Second: I saw this HN comment on the ISBN visualization post:

“I feel like visualizations of large datasets which are viewer-directed (i.e. they want you to "explore" the data instead of trying to tell you something specific about it or communicate a narrative) are often "pretty" but never particularly enlightening. I feel like that holds true for these in particular.”

I think the comment is a bit cynical (as per usual for HN) but they hit a good point here, which is that most users will just look at a visualization for a few seconds and move on.

Third: my overall flow for designing a new visualization is actually backwards.

  1. First, figure out what single question you want to answer. Sketch out a chart that would answer that question unambiguously. Try several variations.
  2. Create a mockup chart with dummy data, and put the dummy data in whatever format works best for the chart. Use a mock API or a static JSON file.
  3. Then draw the rest of the owl. Build your data pipeline however you see fit, but make sure you conform to the dummy data schema. The less transformation you have to do at later steps, the happier you will be.

When I started on this rewrite, I built the final site first with plain JSON served though nginx to simulate the API. Basically every chart and table was designed before I had any data. There ended up being a few changes to that schema but it served as a good reference point for everything else. Then I went back and built the data layer, database schemas, and so on. Very highly recommend.

An Astro Aside

Astro has a feature called content collections, which is described as so:

Content collections are the best way to manage sets of content in any Astro project. Collections help to organize and query your documents, enable Intellisense and type checking in your editor, and provide automatic TypeScript type-safety for all of your content.

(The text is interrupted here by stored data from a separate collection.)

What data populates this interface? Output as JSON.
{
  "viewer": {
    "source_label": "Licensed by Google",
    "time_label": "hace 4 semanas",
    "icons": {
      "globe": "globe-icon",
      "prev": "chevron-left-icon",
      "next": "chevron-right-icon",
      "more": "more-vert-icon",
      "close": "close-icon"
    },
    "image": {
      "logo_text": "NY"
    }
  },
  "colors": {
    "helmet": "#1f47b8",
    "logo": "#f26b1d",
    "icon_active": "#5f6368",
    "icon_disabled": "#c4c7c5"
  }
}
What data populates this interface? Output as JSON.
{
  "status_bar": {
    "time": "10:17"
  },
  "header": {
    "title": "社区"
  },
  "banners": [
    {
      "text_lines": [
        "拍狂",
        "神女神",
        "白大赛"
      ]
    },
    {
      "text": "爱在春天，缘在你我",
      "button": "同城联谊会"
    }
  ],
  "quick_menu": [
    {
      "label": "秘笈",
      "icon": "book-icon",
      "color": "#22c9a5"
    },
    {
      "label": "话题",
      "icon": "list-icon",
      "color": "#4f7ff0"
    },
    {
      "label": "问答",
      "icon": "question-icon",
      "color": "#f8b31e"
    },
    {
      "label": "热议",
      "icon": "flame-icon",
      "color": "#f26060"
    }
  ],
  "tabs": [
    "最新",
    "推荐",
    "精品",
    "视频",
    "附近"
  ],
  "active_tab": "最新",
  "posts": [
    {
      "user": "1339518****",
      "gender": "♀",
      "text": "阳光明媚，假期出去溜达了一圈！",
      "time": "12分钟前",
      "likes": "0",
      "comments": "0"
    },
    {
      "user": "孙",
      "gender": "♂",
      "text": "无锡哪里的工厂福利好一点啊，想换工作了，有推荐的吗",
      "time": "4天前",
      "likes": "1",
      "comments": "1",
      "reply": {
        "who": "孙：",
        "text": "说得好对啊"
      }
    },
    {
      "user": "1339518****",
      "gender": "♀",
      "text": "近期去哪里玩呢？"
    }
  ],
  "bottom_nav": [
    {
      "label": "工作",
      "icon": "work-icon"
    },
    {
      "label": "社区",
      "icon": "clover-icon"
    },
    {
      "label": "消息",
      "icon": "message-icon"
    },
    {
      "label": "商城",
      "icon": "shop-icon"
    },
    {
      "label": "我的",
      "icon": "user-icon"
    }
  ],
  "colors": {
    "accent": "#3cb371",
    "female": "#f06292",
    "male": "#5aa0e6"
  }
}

Astro encourages you to use this in many cases:

Define your data as a collection when: [...] You need to fetch (tens of) thousands of related pieces of data, and need a querying and caching method that handles at scale.

This sounded great for what I needed. I was downloading a small portion of the data I had saved, only around 5 gigs for now but soon to be around 10 gigs, and I wanted a way to keep that data in some sort of cache for quick reloads in preview mode. So I tried out the content collections.

First off, the Node environment that Astro runs in has a memory limit, which you will probably need to increase. I don’t know why it has one, but alas.

My assumption was that to cache this data, Astro would save each “collection” to some lightweight database like SQLite. It does not. It serializes all collections into a string — not strings for each collection, but a single string for all registered collections. “Okay, this should probably fine even if it’s not the most efficient,” you might think, if you didn’t know that Node has a maximum string length of ONE GIGABYTE.

So yes, Astro’s content collections are probably great, as long as you don’t have more than 1 GB of data. If you have more than that, check out this issue. I ended up writing my own very simple, very dumb caching layer which can actually handle data “at scale”.

AI

I used a significant amount of LLM help for this project. At first it was just asking ChatGPT for advice, then asking it to write out some examples. I thought of it as a much better Google, able to find information about specific tools and techniques much quicker than it would have taken me alone.

I don’t know Javascript very well, so a lot of the time I would write some code myself and then copy it over to an LLM to peer-review and look for potential improvements. It was also great as a rubber duck or a second pair of eyes to see the forest while I'm in the trees.

Eventually Zed (my editor of choice at the moment) came out with a new agent feature, so I took that for a spin. It was insane. I would copy over a section of my notes describing a planned feature and Claude would fully implement it better than I could. It would walk me through everything it did, write and run tests, and adapt if I had concerns. I use it all the time now. As of when I'm writing this (June 2025), I highly recommend the blog post My AI Skeptic Friends Are All Nuts by Thomas Ptacek as a thorough argument for "you should take this seriously".